Good on you keeping him and getting him healthy... like others said, VERY vague adds on CL, kijiji, etc. have them describe the dog to you. It's sickening that they have let him get so skinny, i can see his spine in the last picture where he's laying down. I hope that he turns out healthy, and you can get him back to a nice weight and adopted out... try calling a few rescues in your area and you can then have help finding a good home for him.


----------



## twoisplenty (Nov 12, 2008)

Aww poor fella. At least he will have a few days of love and food until you decide what to do with him. Regarding mange, there are two types Demodex and Sarcoptic. Demodex is not contagious where as sarcoptic is. If you already have him in your house then there is no point keeping him separated from your other animals as its already in your house. 

To me it looks like dandruff, flaking from poor nutrition.


----------



## Dude and Bucks Mamma (May 14, 2011)

Once he is all cleaned up and fed a few good meals he is going to be one HANDSOME devil!!! He would have a home with me in a heartbeat if I had room. 

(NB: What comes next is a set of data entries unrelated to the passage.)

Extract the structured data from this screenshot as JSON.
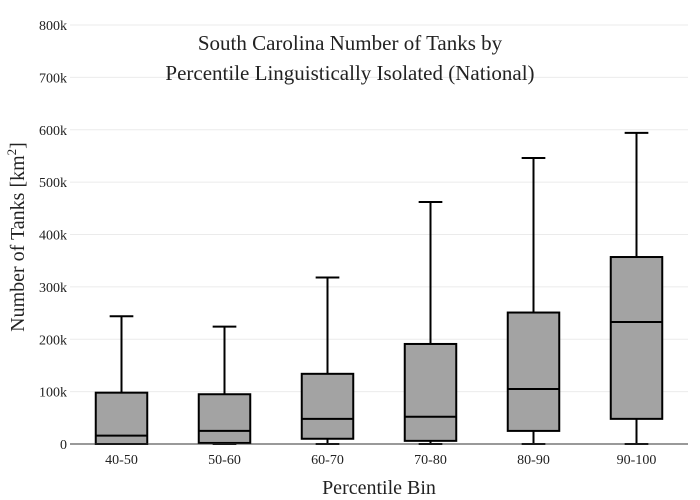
{
  "chart_data": {
    "type": "box",
    "title_lines": [
      "South Carolina Number of Tanks by",
      "Percentile Linguistically Isolated (National)"
    ],
    "xlabel": "Percentile Bin",
    "ylabel_main": "Number of Tanks  [km",
    "ylabel_sup": "2",
    "ylabel_close": "]",
    "ylim": [
      0,
      800000
    ],
    "y_ticks": [
      {
        "value": 0,
        "label": "0"
      },
      {
        "value": 100000,
        "label": "100k"
      },
      {
        "value": 200000,
        "label": "200k"
      },
      {
        "value": 300000,
        "label": "300k"
      },
      {
        "value": 400000,
        "label": "400k"
      },
      {
        "value": 500000,
        "label": "500k"
      },
      {
        "value": 600000,
        "label": "600k"
      },
      {
        "value": 700000,
        "label": "700k"
      },
      {
        "value": 800000,
        "label": "800k"
      }
    ],
    "categories": [
      "40-50",
      "50-60",
      "60-70",
      "70-80",
      "80-90",
      "90-100"
    ],
    "boxes": [
      {
        "category": "40-50",
        "min": 0,
        "q1": 0,
        "median": 16000,
        "q3": 98000,
        "max": 244000
      },
      {
        "category": "50-60",
        "min": 0,
        "q1": 2000,
        "median": 25000,
        "q3": 95000,
        "max": 224000
      },
      {
        "category": "60-70",
        "min": 0,
        "q1": 10000,
        "median": 48000,
        "q3": 134000,
        "max": 318000
      },
      {
        "category": "70-80",
        "min": 0,
        "q1": 6000,
        "median": 52000,
        "q3": 191000,
        "max": 462000
      },
      {
        "category": "80-90",
        "min": 0,
        "q1": 25000,
        "median": 105000,
        "q3": 251000,
        "max": 546000
      },
      {
        "category": "90-100",
        "min": 0,
        "q1": 48000,
        "median": 233000,
        "q3": 357000,
        "max": 594000
      }
    ],
    "box_color": "#a3a3a3",
    "line_color": "#000000"
  }
}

Best I can tell that looks like mange. The scars on his nose could be from ANYTHING. Buck's nose has some scars on it from the crate he loathes so much. He could have gotten into a fight over a female. He could have been attacked and gained those scars from self defense. He could have gotten them from some kind of fencing or something. ANything could have caused those. He was obviously cared for at one point but not properly. Look at his ears. They are cropped VERY unevenly from what I can tell and that leads me to think that maybe the owner tried to do it himself/herself. You don't see cropping that uneven that often from paid vets who know how to do it. 

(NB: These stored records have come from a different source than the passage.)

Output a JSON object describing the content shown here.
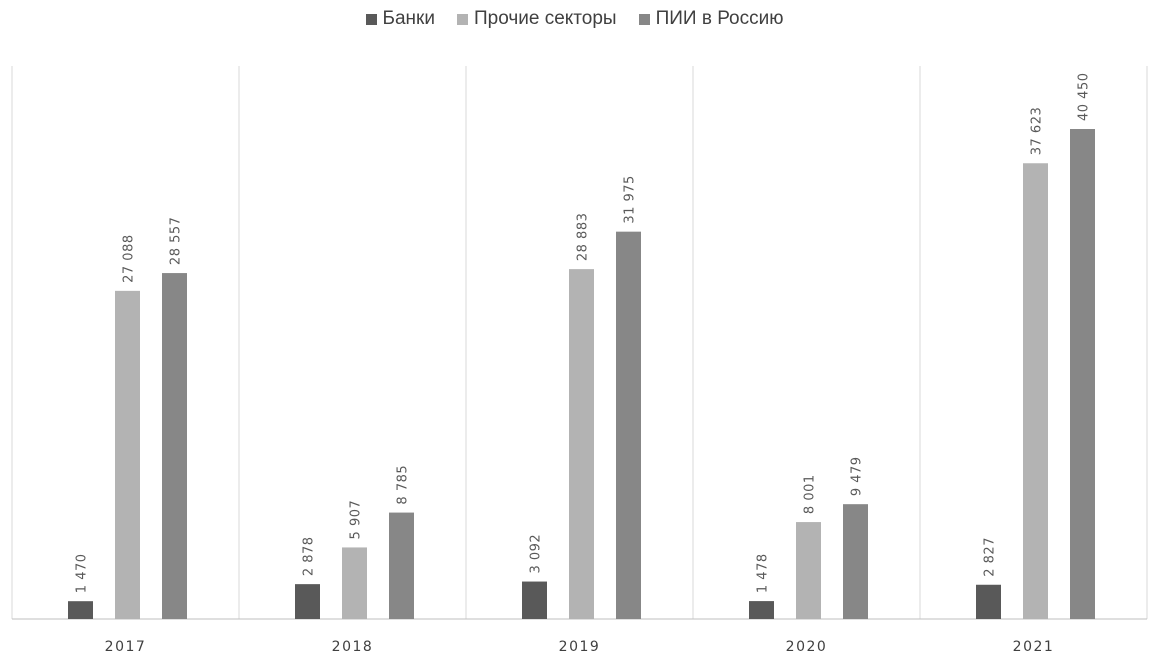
{
  "chart_data": {
    "type": "bar",
    "categories": [
      "2017",
      "2018",
      "2019",
      "2020",
      "2021"
    ],
    "series": [
      {
        "name": "Банки",
        "color": "#595959",
        "values": [
          1470,
          2878,
          3092,
          1478,
          2827
        ],
        "labels": [
          "1 470",
          "2 878",
          "3 092",
          "1 478",
          "2 827"
        ]
      },
      {
        "name": "Прочие секторы",
        "color": "#b3b3b3",
        "values": [
          27088,
          5907,
          28883,
          8001,
          37623
        ],
        "labels": [
          "27 088",
          "5 907",
          "28 883",
          "8 001",
          "37 623"
        ]
      },
      {
        "name": "ПИИ в Россию",
        "color": "#878787",
        "values": [
          28557,
          8785,
          31975,
          9479,
          40450
        ],
        "labels": [
          "28 557",
          "8 785",
          "31 975",
          "9 479",
          "40 450"
        ]
      }
    ],
    "title": "",
    "xlabel": "",
    "ylabel": "",
    "ylim": [
      0,
      45000
    ],
    "grid": "vertical category separators",
    "legend": "top-center"
  }
}
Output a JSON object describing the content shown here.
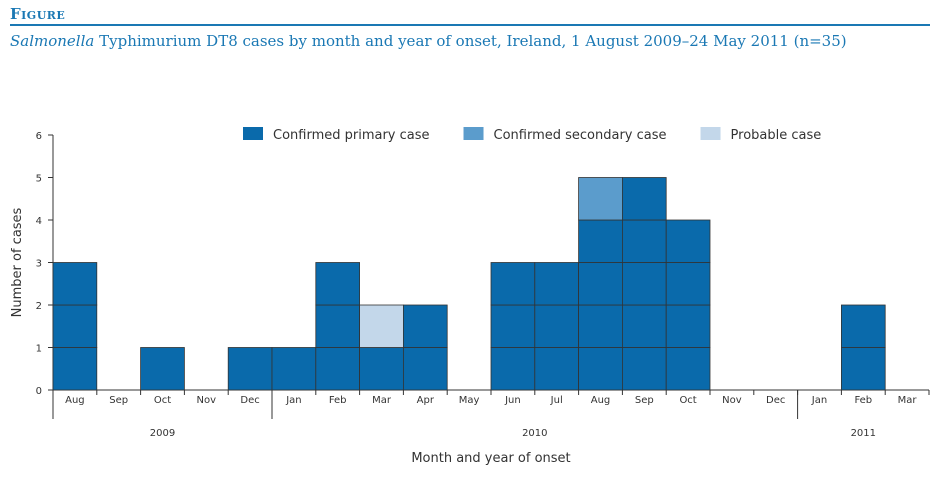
{
  "figure": {
    "label": "Figure",
    "caption_italic": "Salmonella",
    "caption_rest": " Typhimurium DT8 cases by month and year of onset, Ireland, 1 August 2009–24 May 2011 (n=35)"
  },
  "colors": {
    "accent": "#1a78b4",
    "confirmed_primary": "#0a6aab",
    "confirmed_secondary": "#5b9ccc",
    "probable": "#c3d7ea",
    "cell_border": "#333333"
  },
  "chart_data": {
    "type": "bar",
    "stacked": true,
    "unit_blocks": true,
    "xlabel": "Month and year of onset",
    "ylabel": "Number of cases",
    "ylim": [
      0,
      6
    ],
    "yticks": [
      "0",
      "1",
      "2",
      "3",
      "4",
      "5",
      "6"
    ],
    "legend_placement": "top",
    "grid": false,
    "categories": [
      "Aug",
      "Sep",
      "Oct",
      "Nov",
      "Dec",
      "Jan",
      "Feb",
      "Mar",
      "Apr",
      "May",
      "Jun",
      "Jul",
      "Aug",
      "Sep",
      "Oct",
      "Nov",
      "Dec",
      "Jan",
      "Feb",
      "Mar"
    ],
    "years": [
      {
        "label": "2009",
        "from": 0,
        "to": 4
      },
      {
        "label": "2010",
        "from": 5,
        "to": 16
      },
      {
        "label": "2011",
        "from": 17,
        "to": 19
      }
    ],
    "series": [
      {
        "name": "Confirmed primary case",
        "color_key": "confirmed_primary",
        "values": [
          3,
          0,
          1,
          0,
          1,
          1,
          3,
          1,
          2,
          0,
          3,
          3,
          4,
          5,
          4,
          0,
          0,
          0,
          2,
          0
        ]
      },
      {
        "name": "Confirmed secondary case",
        "color_key": "confirmed_secondary",
        "values": [
          0,
          0,
          0,
          0,
          0,
          0,
          0,
          0,
          0,
          0,
          0,
          0,
          1,
          0,
          0,
          0,
          0,
          0,
          0,
          0
        ]
      },
      {
        "name": "Probable case",
        "color_key": "probable",
        "values": [
          0,
          0,
          0,
          0,
          0,
          0,
          0,
          1,
          0,
          0,
          0,
          0,
          0,
          0,
          0,
          0,
          0,
          0,
          0,
          0
        ]
      }
    ]
  }
}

I don't think he should go back to his previous owner. Maybe he was abandoned. I really don't think a dog that beautiful should be on the streets or euthanized due to ignorance and fear. I think you should foster him  And for the microchip... a vet can scan him to see if he has one.


----------



## magicre (Apr 7, 2010)

Rodeo said:


> Maybe the pictures don't show it but I can see his entire spine and his hips are visable... he is NOT what I would call lean. I agree the wounds are likely from wondering about but I have no doubt that his "owner" isn't innocent.




are you going to keep him?


----------



## Dude and Bucks Mamma (May 14, 2011)

^^^I second that question. And, if you still have him, how is he doing?


----------